New IATF 16949 requirements: Your FAQs Answered
By all accounts, the transition from ISO/TS 16949 to IATF 16949 has been a bumpy road so far. The standard encompasses a range of new requirements, including major changes to parent standard ISO 9001. Added to that, General Motors (GM) recently issued new customer-specific requirements that have significant implications for internal audits.
Many suppliers still have questions about what the new requirements are, what they should be doing to prepare and what auditors are looking to see. Time is running out, so it’s critical that organizations take action now to avoid any unnecessary delays or business interruptions due to certification issues.
What’s New in IATF 16949:2016?
IATF 16949 is an add-on to ISO 9001:2015, which recently underwent a major revision. ISO 9001 and IATF 16949 introduce a wide variety of new requirements for automotive suppliers, with some of the biggest changes focusing on:
- Management accountability: The new standard emphasizes management participation and accountability. Leadership needs to engage in regular review of data, managing action plans and evaluating key performance indicators (KPIs).
- Risk mitigation: IATF 16949 and ISO 9001 both focus extensively on risk. However, IATF 16949 goes further than ISO 9001 in terms of incorporating risk analysis into different processes. For example, preventive action no longer shows up in ISO 9001, while it is mandatory for IATF 16949.
- Embedded software: Product validation, warranty and troubleshooting processes will need to include assessment of embedded software, including for outsourced parts.
- Product safety: The latest version of the standard adds requirements for multi-level control plan and failure modes and effects analysis (FMEA) approval.
What’s the Difference Between Customer Requirements and Customer-Specific Requirements?
Manufacturers that certify to IATF 16949 must also comply with requirements outlined by customers. These requirements fall into two categories:
- Customer requirements are those specific to the order or product, such as a specific tolerance based on the OEM’s specification.
- Customer-specific requirements are requirements from original equipment manufacturers (OEMs) published as a supplement to IATF 16949.
General Motors (GM) recently released new customer-specific requirements mandating that suppliers conduct layered process audits (LPAs), a type of high-frequency audit to check key processes every shift.
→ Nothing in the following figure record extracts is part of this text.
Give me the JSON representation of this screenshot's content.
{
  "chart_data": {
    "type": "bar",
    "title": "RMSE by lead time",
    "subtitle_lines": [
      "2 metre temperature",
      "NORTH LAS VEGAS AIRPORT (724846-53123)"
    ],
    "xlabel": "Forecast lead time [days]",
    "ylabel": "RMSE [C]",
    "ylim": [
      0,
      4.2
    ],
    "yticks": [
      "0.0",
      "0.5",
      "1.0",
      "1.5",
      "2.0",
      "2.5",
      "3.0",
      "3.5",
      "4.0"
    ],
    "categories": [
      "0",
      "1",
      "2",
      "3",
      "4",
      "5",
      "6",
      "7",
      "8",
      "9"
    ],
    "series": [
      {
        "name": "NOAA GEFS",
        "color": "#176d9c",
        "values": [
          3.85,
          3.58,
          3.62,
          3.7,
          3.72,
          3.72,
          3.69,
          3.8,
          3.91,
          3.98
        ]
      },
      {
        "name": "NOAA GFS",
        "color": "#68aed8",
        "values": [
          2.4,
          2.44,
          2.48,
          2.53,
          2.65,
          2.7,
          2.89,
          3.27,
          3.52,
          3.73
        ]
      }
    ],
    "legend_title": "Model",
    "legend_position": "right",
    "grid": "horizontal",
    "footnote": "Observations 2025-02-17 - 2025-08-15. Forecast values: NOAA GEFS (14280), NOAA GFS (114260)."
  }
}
Fiat Chrysler also requires LPAs as part of its customer-specific requirements.
What Are Auditors Looking For?
Organizations can streamline the transition and avoid headaches by thinking like an auditor. That means focusing on documentation and performance, as well as demonstrating how management is actively engaged in quality efforts.
Auditors will want to see that you’re tracking key performance indicators (KPIs) for each process that specifically measure effectiveness and efficiency. Below are some examples organizations can apply to various processes, although the metrics you choose should reflect your goals and objectives.
|PPM||Number of corrective action requests (CARs) overdue (e.g. 30 days, 60 days, 90 days).|
|Customer complaints||Average time to closure for CARs|
|Scrap||Number of repeat non-conformities in audits|
|Overall equipment effectiveness||Audit completion rates|
You can also expect auditors to ask about gap analysis results, internal audit findings and compliance with customer-specific requirements. Suppliers working with automotive manufacturers like GM and Fiat Chrysler will need to show how they are complying with LPA requirements. An automated audit platform is a distinct advantage here, allowing you to conduct mobile audits, access real-time data and document continuous improvement.
What Are IATF 16949 Compliance Deadlines?
After September 14, 2018, all ISO/TS 16949 certificates will officially expire. All audits must now be to the new standard, so there’s no recertifying to the old version.
While it may sound like a lot of time, there’s no time to waste if you’re just at the beginning of your transition journey. Key steps to take include:
- Obtaining copies of IATF 16949 as well as relevant customer-specific requirements
- Sending internal auditors for training
- Documenting your processes according to the standard
- Setting up KPIs and how you will track them
- Establishing effective internal audit programs to verify compliance
- Recording corrective action activities to demonstrate continuous improvement
Suppliers should aim to complete transition audits by June of 2018 to allow enough time to address and close out any non-conformities. Waiting too long could mean a certification delay that prevents you from doing business with OEMs. It’s a risk few companies can afford to take, and taking action now will give you peace of mind as deadlines get closer.